18. Andreea Furdui

The Role of Somatostatin-Expressing Cells in Opioid-Induced Respiratory Depression.

7 Comments

  • Richard Horner says:

    Nice poster Andreea. Good luck for the MSc to PhD transfer next week

  • Tereza Martinu says:

    Great work, Andrea. I am making sure that I understand the difference between SST-MOR-/- and MOR-/- mice. SST-MOR-/- have MOR deficiency only in somatostatin-expressing cells, while MOR-/- are somatic MOR knockouts (in all cells) – is that right? It seems that MOR-/- have less of a response to fentanyl than SST-MOR-/- mice in figure 2b, right? Does that mean that MOR in non-somatostatin-expressing cells plays a role?

    • Andreea Furdui says:

      Correct! MOR-/- mice have MORs knocked out in all cells that would normally express them, whereas SST-MOR-/- mice lack MORs only in cells that also express somatostatin (non-specific vs cell type-specific knockout, respectively). The cells that express somatostatin in the preBotzinger Complex are important for breathing so we wanted to see what their role is in respiratory depression by opioids. In regards to your second question, MORs are the target of opioids such as fentanyl and morphine and activation of these receptors does lead to respiratory depression, so it’s not unexpected to see that when we knock out all MORs there is less of a response to fentanyl. Based on our results, when we do a cell-specific knockout where only SST-expressing cells lack MORs but all other cells still express them, we still see respiratory depression in response to fentanyl, which suggests that MORs in SST-cells specifically are not required for this process. Thanks for your questions!

  • Adele Coriati says:

    Well done on the project Andrea! Following up on Dr Martinu’s comment, would you know what might explain the delay in response in the MOR-/- when injected with fentanyl?

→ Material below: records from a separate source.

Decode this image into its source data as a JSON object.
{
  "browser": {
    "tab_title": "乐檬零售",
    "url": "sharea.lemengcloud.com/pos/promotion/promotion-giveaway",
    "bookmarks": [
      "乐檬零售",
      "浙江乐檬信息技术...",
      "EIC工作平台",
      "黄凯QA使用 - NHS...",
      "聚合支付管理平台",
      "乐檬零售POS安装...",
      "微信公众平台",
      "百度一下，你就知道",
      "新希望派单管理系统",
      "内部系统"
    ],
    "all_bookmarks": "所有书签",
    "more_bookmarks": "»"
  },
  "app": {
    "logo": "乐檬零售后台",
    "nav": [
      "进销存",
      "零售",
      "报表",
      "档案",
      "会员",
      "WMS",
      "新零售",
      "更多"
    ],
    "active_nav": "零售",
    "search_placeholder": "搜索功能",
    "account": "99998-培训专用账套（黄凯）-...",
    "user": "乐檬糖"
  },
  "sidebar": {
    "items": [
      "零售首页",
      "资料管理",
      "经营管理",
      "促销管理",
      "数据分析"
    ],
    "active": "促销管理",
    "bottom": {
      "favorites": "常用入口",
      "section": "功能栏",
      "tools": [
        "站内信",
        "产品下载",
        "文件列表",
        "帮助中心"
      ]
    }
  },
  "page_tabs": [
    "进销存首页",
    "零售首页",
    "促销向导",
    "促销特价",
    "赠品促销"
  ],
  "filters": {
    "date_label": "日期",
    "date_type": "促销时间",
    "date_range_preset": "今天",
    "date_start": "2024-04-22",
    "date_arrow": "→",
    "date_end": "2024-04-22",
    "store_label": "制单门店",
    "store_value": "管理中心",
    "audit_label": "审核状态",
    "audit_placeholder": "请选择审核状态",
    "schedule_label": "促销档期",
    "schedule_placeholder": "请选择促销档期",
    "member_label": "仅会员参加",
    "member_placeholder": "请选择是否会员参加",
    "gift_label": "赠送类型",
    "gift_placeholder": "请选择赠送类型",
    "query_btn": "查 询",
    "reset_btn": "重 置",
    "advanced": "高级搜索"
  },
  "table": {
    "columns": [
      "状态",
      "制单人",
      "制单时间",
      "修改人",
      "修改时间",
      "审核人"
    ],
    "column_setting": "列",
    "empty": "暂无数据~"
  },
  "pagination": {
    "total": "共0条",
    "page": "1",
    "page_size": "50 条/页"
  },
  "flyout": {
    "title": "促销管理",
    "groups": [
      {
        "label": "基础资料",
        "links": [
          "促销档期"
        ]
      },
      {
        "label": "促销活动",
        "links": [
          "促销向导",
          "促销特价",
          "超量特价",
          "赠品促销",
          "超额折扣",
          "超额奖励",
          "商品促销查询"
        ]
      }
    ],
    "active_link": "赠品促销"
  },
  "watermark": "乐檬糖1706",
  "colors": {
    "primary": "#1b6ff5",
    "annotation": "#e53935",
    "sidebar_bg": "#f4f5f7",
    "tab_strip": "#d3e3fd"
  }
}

    • Andreea Furdui says:

      Yes, part of this experiment involves capturing video recordings in order to examine the behaviour of our mice in response to fentanyl. There is some evidence that the degree to which the preBotzinger Complex is involved in breathing depends on arousal sate (awake, asleep, etc) so we wanted to see if there are differences in respiratory depression in our strains of mice based on these states. We are currently analyzing this data; however, our preliminary analysis suggests that wild type and SST-MOR-/- mice experience an increase in locomotion following fentanyl injection and are awake during this period, while MOR-/- have a reduced response to fentanyl and don’t have this same locomotive response. Instead the MOR-/- settle down after 5-10 min. into an inactive non-locomotive state which corresponds to the decreased respiratory rate seen in Figure 2b. So in summary, it appears to be a change in behaviour rather than an effect of fentanyl in the MOR-/- mice. Thank you for your question!

  • Andreea Furdui says:

    @Richard Horner Thank you!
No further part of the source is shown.